Minister of International Development Ahmed Hussen wrote in a statement that Ottawa was ‘deeply delivered’ to work with USAID after decades.
“The loss of the leadership and the resources of USAID is a dangerous refuge that risks decades of progress when combating inequality, hunger, pandemies and authoritarianism,” wrote spokeswoman Olivia Batten.
“Worldwide challenges require collective action, and we will continue to participate by forging new partnerships that support peace, safety and prosperity for everyone.”
Minister of Foreign Affairs, Mélanie Joly, said last Friday that she is planning ‘absolutely’ to discuss USAID this week with Rubio, who supervises the agency on an interim basis.

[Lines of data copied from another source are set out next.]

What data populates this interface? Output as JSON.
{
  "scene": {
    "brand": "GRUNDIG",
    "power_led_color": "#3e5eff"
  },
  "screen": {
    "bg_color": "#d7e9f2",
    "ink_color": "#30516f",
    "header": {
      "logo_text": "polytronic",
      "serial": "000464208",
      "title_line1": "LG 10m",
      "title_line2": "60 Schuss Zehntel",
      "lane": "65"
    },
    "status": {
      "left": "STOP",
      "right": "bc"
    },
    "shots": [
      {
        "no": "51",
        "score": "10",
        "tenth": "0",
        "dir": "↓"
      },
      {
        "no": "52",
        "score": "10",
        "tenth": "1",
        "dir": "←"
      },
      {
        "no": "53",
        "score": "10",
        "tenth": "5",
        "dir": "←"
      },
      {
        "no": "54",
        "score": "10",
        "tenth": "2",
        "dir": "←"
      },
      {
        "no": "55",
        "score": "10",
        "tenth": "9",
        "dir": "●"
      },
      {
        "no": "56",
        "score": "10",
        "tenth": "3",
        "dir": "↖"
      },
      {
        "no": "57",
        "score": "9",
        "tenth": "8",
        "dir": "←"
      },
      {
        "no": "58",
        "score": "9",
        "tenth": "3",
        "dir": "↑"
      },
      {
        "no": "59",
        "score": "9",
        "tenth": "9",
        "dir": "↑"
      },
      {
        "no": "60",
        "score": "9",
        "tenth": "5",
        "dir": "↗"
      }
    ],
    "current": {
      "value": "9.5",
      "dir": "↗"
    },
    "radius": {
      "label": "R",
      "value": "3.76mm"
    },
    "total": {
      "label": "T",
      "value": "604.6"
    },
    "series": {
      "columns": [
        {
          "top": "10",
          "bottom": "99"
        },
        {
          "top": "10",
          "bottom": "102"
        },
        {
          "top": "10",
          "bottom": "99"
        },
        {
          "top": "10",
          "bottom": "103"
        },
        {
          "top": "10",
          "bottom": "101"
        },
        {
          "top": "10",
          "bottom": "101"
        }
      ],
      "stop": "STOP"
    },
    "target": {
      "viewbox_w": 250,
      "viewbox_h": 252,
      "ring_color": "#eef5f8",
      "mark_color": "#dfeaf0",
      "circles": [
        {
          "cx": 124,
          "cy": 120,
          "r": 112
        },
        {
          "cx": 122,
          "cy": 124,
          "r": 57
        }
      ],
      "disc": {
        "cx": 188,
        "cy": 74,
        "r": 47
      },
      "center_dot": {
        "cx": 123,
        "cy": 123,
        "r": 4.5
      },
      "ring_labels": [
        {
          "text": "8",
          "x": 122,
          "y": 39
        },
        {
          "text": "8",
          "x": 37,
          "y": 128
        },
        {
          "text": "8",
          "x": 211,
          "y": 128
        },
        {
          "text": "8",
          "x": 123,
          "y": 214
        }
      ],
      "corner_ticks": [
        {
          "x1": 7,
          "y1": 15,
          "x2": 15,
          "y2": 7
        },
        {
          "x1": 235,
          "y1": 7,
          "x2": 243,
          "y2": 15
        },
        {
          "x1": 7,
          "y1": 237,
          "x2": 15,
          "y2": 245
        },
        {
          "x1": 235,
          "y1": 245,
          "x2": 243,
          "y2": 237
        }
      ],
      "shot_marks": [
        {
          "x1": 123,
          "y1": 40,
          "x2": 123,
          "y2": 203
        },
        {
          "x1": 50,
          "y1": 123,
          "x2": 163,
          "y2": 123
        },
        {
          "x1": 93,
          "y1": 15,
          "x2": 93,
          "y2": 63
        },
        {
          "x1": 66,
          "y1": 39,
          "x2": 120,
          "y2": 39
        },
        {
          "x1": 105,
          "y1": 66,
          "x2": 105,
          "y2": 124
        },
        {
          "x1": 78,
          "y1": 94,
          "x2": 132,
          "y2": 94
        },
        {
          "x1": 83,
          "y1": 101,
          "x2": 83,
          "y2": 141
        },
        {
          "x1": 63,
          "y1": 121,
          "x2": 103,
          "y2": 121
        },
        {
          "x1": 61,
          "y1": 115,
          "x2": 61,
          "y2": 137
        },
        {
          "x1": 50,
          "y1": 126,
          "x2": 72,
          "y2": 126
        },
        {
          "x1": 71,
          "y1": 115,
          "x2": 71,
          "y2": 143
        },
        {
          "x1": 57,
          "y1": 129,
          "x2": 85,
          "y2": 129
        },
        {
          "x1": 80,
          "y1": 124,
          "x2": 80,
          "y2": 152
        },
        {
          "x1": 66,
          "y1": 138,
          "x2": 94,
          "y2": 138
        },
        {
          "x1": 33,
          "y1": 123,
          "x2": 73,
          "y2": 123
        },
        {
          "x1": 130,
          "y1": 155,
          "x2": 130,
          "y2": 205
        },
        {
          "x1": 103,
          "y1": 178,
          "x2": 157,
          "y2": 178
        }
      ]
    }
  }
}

The two will meet during the meeting of the G7 Foreign Ministers who will chair Joly in Germany, which takes place in addition to the Munich safety conference.

Higgins said it is’ critical ‘that Canada used that opportunity’ to show leadership at this very destabilizing point in global history. “
Joly told the Halifax Chamber of Commerce that the withdrawal of the US will only give opponents in the developing countries from foreign aid.
“I have my own opinion about what the American administration is doing with our help, but I will keep these opinions in favor of obvious reasons,” she said last Friday.
“When we create a vacuum, only China and Russia can benefit from it.”
Higgins said she hopes that Canadians realize their reputation as a compassionate country “that understands what is happening in other countries, direct consequences for our own safety and safety and prosperity.”